We explored the dimensionality of the genetic associations with the ten educational fields by applying PCA (using eigen() in R-4.3.2) to the standardized matrix of genetic correlations between fields (after GWAS by subtraction to remove EA genetic variance). To obtain GWAS summary statistics for PC1 and PC2, we then performed PCA GWASs following ref. 50 (more details at https://annafurtjes.github.io/genomicPCA/). This approach adapts a GWA meta-analysis function designed for meta-analysis across multiple traits81. Instead of weighting by SNP heritability when averaging across SNP effects, the standardized loadings on the PC of interest provide the weights. The function allows for sample overlap in the GWAS summary statistics by adjusting for the LD score regression intercept. The resulting GWAS summary statistics for the two independent educational field components had effective sample sizes of 10,413 and 7,353, respectively (following ref. 82).

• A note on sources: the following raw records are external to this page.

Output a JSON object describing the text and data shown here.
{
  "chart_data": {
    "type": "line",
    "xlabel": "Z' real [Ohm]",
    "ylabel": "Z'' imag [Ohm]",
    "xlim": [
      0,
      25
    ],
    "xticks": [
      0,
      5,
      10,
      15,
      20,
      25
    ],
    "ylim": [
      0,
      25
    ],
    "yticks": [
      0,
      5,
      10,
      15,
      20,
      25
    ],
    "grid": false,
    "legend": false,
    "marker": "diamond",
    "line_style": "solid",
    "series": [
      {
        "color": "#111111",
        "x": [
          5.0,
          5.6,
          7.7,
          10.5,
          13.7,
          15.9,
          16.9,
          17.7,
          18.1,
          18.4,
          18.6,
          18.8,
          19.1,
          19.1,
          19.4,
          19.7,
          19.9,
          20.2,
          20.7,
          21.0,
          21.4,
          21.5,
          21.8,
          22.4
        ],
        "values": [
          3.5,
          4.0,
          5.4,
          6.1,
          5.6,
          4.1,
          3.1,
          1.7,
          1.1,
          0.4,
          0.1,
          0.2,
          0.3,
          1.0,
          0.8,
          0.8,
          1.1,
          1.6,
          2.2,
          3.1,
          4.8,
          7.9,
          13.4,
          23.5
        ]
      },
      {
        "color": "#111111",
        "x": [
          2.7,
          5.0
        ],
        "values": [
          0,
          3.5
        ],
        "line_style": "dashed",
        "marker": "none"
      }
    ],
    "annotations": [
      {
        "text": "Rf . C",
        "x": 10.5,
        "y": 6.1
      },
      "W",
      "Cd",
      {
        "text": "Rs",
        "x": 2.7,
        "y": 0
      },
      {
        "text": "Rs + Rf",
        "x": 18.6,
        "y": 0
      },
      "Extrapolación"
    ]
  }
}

We chose to use PCA rather than confirmatory factor analysis (CFA) for studying the dimensionality of educational fields for several reasons. First, PCA involves fewer assumptions than CFA. Although CFA models latent factors assumed to represent real traits measured by field choices, PCA simply reduces the dimensionality of the data by finding axes that explain maximum variation. In addition, CFA might require the somewhat ad-hoc addition of crossloadings based on modification indices to achieve a good fit, whereas PCA does not involve model-fit considerations. Second, the limited number of possible fields (ten indicators) makes PCA more suitable. CFA is ideally designed for studying latent factors that can be measured by an extensive, potentially infinite, number of indicators, which is not the case here.

Genetic correlations

We estimated genetic correlations between latent educational fields factors and 96 human phenotypes using LD score regression. We used publicly available GWAS summary statistics that were well powered and covered a comprehensive range of domains of human variation. See Supplementary Table 21 for the GWAS study reference list with sample sizes.

Reporting summary

Further information on research design is available in the Nature Portfolio Reporting Summary linked to this article.